This is an automated email from the ASF dual-hosted git repository.
robertwb pushed a commit to branch master
in repository https://gitbox.apache.org/repos/asf/beam.git
The following commit(s) were added to refs/heads/master by this push:
new 80d85aa38ff Add docs for YAML AssertThat. (#31448)
80d85aa38ff is described below
commit 80d85aa38ff91699a5123f14d5c5df96d826140c
Author: Robert Bradshaw <[email protected]>
AuthorDate: Wed May 29 15:59:26 2024 -0700
Add docs for YAML AssertThat. (#31448)
This is the first transform in the (alphabetical) list, so it'd
be good to not have it empty.
Also produce slightly nicer examples for repeated arguments.
---
sdks/python/apache_beam/yaml/generate_yaml_docs.py | 24 +++++++++++++++++++--
sdks/python/apache_beam/yaml/yaml_provider.py | 25 +++++++++++++++++++++-
2 files changed, 46 insertions(+), 3 deletions(-)
diff --git a/sdks/python/apache_beam/yaml/generate_yaml_docs.py
b/sdks/python/apache_beam/yaml/generate_yaml_docs.py
index b11062cce4d..4719bc3e66a 100644
--- a/sdks/python/apache_beam/yaml/generate_yaml_docs.py
+++ b/sdks/python/apache_beam/yaml/generate_yaml_docs.py
@@ -28,6 +28,18 @@ from apache_beam.yaml import json_utils
from apache_beam.yaml import yaml_provider
+def _singular(name):
+ # Simply removing an 's' (or 'es', or 'ies', ...) may result in surprising
+ # manglings. Better to play it safe and leave a correctly-spelled plural
+ # than a botched singular in our examples configs.
+ return {
+ 'args': 'arg',
+ 'attributes': 'attribute',
+ 'elements': 'element',
+ 'fields': 'field',
+ }.get(name, name)
+
+
def _fake_value(name, beam_type):
type_info = beam_type.WhichOneof("type_info")

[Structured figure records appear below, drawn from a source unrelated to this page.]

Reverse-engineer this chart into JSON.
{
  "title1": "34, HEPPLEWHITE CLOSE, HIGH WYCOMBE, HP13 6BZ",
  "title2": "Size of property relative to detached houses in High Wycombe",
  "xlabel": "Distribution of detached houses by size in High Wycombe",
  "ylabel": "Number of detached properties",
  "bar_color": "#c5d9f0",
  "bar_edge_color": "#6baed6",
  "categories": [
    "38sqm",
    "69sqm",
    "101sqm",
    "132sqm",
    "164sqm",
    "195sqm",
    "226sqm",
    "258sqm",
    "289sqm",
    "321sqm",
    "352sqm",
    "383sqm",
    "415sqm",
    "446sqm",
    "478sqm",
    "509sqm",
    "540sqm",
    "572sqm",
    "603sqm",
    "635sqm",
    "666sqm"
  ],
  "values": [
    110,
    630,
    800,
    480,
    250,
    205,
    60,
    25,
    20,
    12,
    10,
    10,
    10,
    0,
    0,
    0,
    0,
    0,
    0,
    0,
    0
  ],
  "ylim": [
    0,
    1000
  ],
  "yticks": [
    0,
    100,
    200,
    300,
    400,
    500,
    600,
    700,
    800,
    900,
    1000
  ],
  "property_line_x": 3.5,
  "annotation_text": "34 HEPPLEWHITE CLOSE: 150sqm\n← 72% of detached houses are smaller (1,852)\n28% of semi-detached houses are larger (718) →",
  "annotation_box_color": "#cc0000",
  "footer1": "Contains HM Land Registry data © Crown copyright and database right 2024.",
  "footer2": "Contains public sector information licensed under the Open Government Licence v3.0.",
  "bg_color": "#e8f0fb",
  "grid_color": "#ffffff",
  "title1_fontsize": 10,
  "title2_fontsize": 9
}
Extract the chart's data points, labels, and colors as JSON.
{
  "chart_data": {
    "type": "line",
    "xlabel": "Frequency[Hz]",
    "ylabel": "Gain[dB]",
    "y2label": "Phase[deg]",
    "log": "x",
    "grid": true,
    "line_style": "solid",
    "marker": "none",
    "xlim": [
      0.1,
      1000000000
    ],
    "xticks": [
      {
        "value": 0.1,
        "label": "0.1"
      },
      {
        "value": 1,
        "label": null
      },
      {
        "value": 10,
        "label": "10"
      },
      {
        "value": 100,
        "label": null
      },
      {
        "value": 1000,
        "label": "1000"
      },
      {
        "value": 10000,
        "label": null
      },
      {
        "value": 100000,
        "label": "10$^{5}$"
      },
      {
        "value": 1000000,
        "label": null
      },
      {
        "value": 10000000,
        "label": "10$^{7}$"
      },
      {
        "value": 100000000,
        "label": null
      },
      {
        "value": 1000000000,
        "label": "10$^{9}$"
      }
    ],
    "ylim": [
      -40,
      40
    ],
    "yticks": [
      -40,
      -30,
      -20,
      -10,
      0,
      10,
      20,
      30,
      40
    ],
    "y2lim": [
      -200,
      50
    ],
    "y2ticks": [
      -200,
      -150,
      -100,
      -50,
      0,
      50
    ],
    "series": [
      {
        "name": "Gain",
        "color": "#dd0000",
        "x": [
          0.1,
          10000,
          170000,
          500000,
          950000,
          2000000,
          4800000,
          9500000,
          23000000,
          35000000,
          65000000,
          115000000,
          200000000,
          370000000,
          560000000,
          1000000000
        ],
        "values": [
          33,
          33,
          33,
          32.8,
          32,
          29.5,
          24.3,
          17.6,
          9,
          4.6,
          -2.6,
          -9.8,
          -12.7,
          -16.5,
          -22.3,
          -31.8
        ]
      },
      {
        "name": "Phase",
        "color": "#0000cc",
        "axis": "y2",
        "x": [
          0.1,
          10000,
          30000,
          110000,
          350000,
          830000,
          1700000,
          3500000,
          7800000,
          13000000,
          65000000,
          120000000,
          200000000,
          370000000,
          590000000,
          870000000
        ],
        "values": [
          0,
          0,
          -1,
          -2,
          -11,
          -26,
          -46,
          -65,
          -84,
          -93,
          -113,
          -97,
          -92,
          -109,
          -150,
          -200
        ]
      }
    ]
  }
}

if type_info == "atomic_type":
@@ -38,9 +50,17 @@ def _fake_value(name, beam_type):
else:
return name
elif type_info == "array_type":
- return [_fake_value(name, beam_type.array_type.element_type), '...']
+ return [
+ _fake_value(_singular(name), beam_type.array_type.element_type),
+ _fake_value(_singular(name), beam_type.array_type.element_type),
+ '...'
+ ]
elif type_info == "iterable_type":
- return [_fake_value(name, beam_type.iterable_type.element_type), '...']
+ return [
+ _fake_value(_singular(name), beam_type.iterable_type.element_type),
+ _fake_value(_singular(name), beam_type.iterable_type.element_type),
+ '...'
+ ]
elif type_info == "map_type":
if beam_type.map_type.key_type.atomic_type == schema_pb2.STRING:
return {
diff --git a/sdks/python/apache_beam/yaml/yaml_provider.py
b/sdks/python/apache_beam/yaml/yaml_provider.py
index 5f53302028c..52452daff7e 100755
--- a/sdks/python/apache_beam/yaml/yaml_provider.py
+++ b/sdks/python/apache_beam/yaml/yaml_provider.py
@@ -557,7 +557,30 @@ def dicts_to_rows(o):
class YamlProviders:
class AssertEqual(beam.PTransform):
- def __init__(self, elements):
+ """Asserts that the input contains exactly the elements provided.
+
+ This is primarily used for testing; it will cause the entire pipeline to
+ fail if the input to this transform is not exactly the set of `elements`
+ given in the config parameter.
+
+ As with Create, YAML/JSON-style mappings are interpreted as Beam rows,
+ e.g.::
+
+ type: AssertEqual
+ input: SomeTransform
+ config:
+ elements:
+ - {a: 0, b: "foo"}
+ - {a: 1, b: "bar"}
+
+ would ensure that `SomeTransform` produced exactly two elements with values
+ `(a=0, b="foo")` and `(a=1, b="bar")` respectively.
+
+ Args:
+ elements: The set of elements that should belong to the PCollection.
+ YAML/JSON-style mappings will be interpreted as Beam rows.
+ """
+ def __init__(self, elements: Iterable[Any]):
self._elements = elements
def expand(self, pcoll):